Rather, he explained, they are investigating his customers.

Karras said ATF agents threatened to close him down if he didn’t comply with their demands to turn over the names of roughly 5,000 customers who purchased a specific 80 percent lower receiver used for building an AR-15 rifle.

The part is used as the base of the rifle.

It is legal in the state of California to build an AR-15 that has no serial number, but only if the base meets the ATF’s exact specifications, KSWB-TV notes.

And here’s Karras’ problem: His store was selling a receiver the ATF claims is illegal.

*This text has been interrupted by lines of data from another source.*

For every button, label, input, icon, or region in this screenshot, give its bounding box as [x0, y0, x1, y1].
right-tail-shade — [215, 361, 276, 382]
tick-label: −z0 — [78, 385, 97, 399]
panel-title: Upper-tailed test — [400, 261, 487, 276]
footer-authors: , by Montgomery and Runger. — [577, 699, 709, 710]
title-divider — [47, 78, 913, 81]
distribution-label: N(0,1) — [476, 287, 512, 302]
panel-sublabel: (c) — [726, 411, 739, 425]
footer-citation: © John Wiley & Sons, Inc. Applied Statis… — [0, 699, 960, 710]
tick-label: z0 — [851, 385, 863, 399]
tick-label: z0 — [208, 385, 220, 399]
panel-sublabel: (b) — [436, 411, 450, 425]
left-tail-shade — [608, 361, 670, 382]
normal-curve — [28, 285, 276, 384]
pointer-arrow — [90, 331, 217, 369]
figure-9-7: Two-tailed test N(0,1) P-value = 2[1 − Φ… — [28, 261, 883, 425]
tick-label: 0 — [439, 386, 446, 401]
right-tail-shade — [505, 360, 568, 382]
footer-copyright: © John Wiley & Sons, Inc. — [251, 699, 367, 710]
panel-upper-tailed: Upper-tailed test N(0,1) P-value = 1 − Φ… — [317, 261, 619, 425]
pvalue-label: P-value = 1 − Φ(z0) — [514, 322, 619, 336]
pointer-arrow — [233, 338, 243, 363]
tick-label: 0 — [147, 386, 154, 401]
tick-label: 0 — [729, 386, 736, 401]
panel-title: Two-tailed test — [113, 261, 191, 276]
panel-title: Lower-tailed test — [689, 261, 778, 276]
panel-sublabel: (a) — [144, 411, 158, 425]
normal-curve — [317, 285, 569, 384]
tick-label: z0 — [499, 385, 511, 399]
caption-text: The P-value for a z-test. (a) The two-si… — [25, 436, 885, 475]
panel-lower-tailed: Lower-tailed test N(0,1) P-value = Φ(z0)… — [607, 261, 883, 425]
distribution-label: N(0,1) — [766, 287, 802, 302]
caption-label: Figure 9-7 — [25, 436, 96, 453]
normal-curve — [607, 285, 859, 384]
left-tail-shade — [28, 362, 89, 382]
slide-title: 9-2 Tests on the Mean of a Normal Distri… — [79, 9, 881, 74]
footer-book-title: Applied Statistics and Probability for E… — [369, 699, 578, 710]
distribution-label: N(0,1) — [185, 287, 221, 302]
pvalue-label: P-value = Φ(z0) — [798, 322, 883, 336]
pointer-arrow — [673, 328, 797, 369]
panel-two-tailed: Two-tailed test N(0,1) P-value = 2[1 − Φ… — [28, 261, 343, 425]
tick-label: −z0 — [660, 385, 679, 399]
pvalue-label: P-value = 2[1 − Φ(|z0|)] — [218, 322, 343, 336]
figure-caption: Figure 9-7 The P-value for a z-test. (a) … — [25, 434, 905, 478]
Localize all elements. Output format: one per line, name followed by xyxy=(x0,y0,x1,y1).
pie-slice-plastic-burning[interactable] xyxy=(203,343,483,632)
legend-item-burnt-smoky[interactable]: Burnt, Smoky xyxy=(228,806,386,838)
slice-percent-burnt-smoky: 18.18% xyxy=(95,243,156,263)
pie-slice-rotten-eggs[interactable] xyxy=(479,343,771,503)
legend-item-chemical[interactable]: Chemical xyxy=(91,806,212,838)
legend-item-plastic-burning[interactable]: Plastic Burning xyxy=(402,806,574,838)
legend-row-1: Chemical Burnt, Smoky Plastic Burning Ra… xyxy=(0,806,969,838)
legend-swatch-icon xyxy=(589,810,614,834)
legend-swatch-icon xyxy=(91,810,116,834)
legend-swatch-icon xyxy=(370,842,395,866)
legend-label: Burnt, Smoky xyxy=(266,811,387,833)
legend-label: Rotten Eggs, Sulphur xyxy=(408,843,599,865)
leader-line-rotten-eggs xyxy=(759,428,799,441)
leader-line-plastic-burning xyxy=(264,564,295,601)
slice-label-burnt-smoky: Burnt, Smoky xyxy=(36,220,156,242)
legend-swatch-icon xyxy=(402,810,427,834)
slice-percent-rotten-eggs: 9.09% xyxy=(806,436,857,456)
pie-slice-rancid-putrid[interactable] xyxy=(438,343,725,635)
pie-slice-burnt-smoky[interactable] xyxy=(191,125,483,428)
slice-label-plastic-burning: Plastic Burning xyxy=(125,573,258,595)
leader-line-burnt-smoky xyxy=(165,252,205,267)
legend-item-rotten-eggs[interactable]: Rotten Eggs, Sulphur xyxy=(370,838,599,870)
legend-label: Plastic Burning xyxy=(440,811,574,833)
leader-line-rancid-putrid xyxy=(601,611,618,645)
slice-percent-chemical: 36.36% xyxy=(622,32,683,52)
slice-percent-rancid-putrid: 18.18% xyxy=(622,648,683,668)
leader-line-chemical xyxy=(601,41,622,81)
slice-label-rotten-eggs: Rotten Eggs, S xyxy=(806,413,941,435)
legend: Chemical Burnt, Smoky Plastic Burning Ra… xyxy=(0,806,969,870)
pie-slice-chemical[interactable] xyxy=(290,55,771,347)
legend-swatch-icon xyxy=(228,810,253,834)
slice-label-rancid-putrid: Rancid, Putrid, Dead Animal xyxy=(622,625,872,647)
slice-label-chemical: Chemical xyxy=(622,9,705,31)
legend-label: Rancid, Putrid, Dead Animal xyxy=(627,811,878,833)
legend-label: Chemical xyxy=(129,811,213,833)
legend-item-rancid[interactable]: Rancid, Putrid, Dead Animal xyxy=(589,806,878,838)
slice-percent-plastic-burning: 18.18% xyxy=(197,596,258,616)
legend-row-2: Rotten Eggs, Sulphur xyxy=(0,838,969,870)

Instead of metal, Ares Armor carried a certain brand of receiver that is made from plastic. It also has markings on it to show gun owners exactly where to drill.

The ATF is not happy.

Ares Armor was one of several stores to receive a letter from federal agents demanding they turn over the non-compliant product and the names of the customers who bought them.

“They said either give us these 5,000 names or we are coming in and taking pretty much anything – which is a huge privacy concern and something we are not willing to do,” Karras told KSWB-TV.

Karras explained he has no problem turning over his inventory to the ATF. In fact, his lawyer has already told ATF agents they can come by any time to pick up the receivers.

Karras’ issue is the demand to turn over the names of his customers.

“They were going to search all of our facilities and confiscate our computer and pretty much shut our business down,” he said.  “The government invades our privacy on a daily basis and everyone thinks it's okay. This is one of those situations where hopefully the governmental institutions will come in say, 'This is protected and no you’re not taking it from them.'”

Knowing what was coming, Karras got ahead of the ATF and filed a temporary restraining order against them. This means that the ATF can’t confiscate any of the Karras’ property.

The ATF has a window of opportunity to respond to Karras. If the two don’t reach an agreement soon, they will both meet in court for a preliminary hearing on March 20.